Dear Car Talk | Jan 01, 1996

Dear Tom and Ray:

I bought a 1990 Chevrolet 4X4 pickup truck in December of 1989. In June of this year the engine lost its oil pressure and the engine was badly damaged. The motor had only 56,000 miles on it at the time, but because of the mileage and age of the truck, GM \chose not to cover the damages. When a mechanic started to repair the motor, he found that the main bearings did not match, not only as a set, but as opposite halves. This had to be a manufacturing error done at the time the truck was built. When I told GM about this, they still would not take responsibility for it, even though it was a manufacturing error. I cannot believe GM would not stand behind something that was put together wrong on the assembly line. I work for a parts supplier that is certified by GM. I know the strict rules we have to follow, so why doesn't GM practice what it preaches? This motor now burns a quart of oil every 200 miles and fouls the spark plug to one of the cylinders. This is a direct result of the wrong main bearings being installed at the time the truck was manufactured. I feel GM should cover the cost of damages. I would like to know your thoughts on the situation.

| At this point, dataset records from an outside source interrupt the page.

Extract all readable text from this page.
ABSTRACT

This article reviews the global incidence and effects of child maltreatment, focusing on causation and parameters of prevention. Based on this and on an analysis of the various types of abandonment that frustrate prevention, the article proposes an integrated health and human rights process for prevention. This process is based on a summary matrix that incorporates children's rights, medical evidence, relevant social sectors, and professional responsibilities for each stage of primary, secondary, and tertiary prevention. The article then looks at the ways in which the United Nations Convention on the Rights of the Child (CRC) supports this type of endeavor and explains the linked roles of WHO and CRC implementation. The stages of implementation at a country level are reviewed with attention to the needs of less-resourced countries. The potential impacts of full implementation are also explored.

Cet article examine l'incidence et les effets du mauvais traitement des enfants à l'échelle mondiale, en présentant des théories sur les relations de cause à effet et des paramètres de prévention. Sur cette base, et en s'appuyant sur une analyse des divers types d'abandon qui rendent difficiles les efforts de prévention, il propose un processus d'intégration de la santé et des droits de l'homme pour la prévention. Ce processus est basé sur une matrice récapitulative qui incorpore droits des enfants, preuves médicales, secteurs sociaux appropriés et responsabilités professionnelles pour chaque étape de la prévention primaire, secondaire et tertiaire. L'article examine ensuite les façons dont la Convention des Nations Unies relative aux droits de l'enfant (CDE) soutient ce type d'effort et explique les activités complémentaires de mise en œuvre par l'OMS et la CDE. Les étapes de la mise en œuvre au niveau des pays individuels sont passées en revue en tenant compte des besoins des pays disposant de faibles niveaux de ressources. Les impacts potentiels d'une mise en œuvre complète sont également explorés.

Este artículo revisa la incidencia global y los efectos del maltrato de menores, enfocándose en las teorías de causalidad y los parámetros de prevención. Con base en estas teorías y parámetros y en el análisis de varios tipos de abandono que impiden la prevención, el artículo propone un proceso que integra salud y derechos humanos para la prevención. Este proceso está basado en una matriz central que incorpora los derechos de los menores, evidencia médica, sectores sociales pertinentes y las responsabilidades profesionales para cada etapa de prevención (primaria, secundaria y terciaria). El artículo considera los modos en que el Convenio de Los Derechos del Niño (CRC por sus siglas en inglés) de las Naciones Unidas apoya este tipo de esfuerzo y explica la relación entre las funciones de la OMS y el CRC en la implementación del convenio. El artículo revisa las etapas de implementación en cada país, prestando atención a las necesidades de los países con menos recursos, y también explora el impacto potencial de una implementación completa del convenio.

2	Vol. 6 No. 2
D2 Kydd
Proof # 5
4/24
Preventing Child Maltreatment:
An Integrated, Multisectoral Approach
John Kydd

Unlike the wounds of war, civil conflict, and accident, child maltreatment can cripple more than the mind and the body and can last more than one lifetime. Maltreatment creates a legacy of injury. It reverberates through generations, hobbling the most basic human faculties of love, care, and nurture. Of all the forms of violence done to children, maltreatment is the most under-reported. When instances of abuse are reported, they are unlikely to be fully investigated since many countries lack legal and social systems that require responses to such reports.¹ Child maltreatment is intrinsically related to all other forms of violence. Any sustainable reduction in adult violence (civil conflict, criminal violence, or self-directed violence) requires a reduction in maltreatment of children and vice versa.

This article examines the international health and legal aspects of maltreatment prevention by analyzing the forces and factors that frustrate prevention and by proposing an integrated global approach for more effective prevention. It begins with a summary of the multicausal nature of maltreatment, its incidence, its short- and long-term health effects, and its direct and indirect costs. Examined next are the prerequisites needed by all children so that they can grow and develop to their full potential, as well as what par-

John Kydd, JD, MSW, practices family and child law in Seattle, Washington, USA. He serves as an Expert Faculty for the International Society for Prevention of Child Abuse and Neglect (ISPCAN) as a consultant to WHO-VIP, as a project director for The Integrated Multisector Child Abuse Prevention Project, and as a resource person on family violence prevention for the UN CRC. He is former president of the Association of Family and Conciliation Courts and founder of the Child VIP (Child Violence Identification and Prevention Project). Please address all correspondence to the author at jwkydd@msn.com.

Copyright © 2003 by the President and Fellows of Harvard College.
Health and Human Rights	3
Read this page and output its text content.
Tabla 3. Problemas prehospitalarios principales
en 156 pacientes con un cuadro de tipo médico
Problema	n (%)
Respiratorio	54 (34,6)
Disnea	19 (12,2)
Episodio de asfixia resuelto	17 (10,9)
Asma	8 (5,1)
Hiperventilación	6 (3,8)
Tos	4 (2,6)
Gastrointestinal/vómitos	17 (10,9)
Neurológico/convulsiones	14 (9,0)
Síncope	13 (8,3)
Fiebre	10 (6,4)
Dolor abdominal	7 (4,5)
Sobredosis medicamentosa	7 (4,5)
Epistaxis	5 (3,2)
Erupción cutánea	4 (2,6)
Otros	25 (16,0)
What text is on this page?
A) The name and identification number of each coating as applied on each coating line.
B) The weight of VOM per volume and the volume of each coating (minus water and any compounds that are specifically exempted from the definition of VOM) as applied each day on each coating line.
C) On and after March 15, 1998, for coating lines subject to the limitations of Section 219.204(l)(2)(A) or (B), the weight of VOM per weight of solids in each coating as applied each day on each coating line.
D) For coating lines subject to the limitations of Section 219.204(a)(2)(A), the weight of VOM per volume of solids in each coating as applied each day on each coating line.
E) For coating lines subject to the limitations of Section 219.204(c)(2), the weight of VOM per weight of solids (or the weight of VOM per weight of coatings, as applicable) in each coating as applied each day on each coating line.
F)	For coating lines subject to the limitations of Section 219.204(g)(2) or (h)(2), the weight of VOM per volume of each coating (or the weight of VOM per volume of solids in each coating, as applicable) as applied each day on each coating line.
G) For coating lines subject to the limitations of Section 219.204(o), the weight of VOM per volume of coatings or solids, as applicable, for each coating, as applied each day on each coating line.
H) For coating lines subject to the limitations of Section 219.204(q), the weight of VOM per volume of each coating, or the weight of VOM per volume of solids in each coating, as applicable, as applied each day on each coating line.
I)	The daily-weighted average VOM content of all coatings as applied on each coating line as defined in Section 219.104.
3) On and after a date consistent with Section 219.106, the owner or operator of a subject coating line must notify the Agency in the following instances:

RAY: We agree with you 100%, Len. Someone on the assembly line screwed up. And if you've got proof, you absolutely ought to pursue it.

TOM: General Motors probably pooh-poohs everyone who asks for a new engine. Think about it. If they took the time to fully investigate every claim of faulty engine manufacturing, that's all they'd be doing. They wouldn't have time to make cars any more.

RAY: So unfortunately, that leaves the onus on you to prove that they mismanufactured this engine. You need a lawyer, a deposition from your mechanic as to what he found in there, and pictures of the mismatched bearings (or the bearings themselves, if you've still got them).

TOM: And when you present all that stuff to them, they'll know, as Rooster Cogburn said in True Grit, "your intentions is serious." Then they'll know you're not like the thousands of other cry babies who don't even know why their engines conked out. Good luck, Len.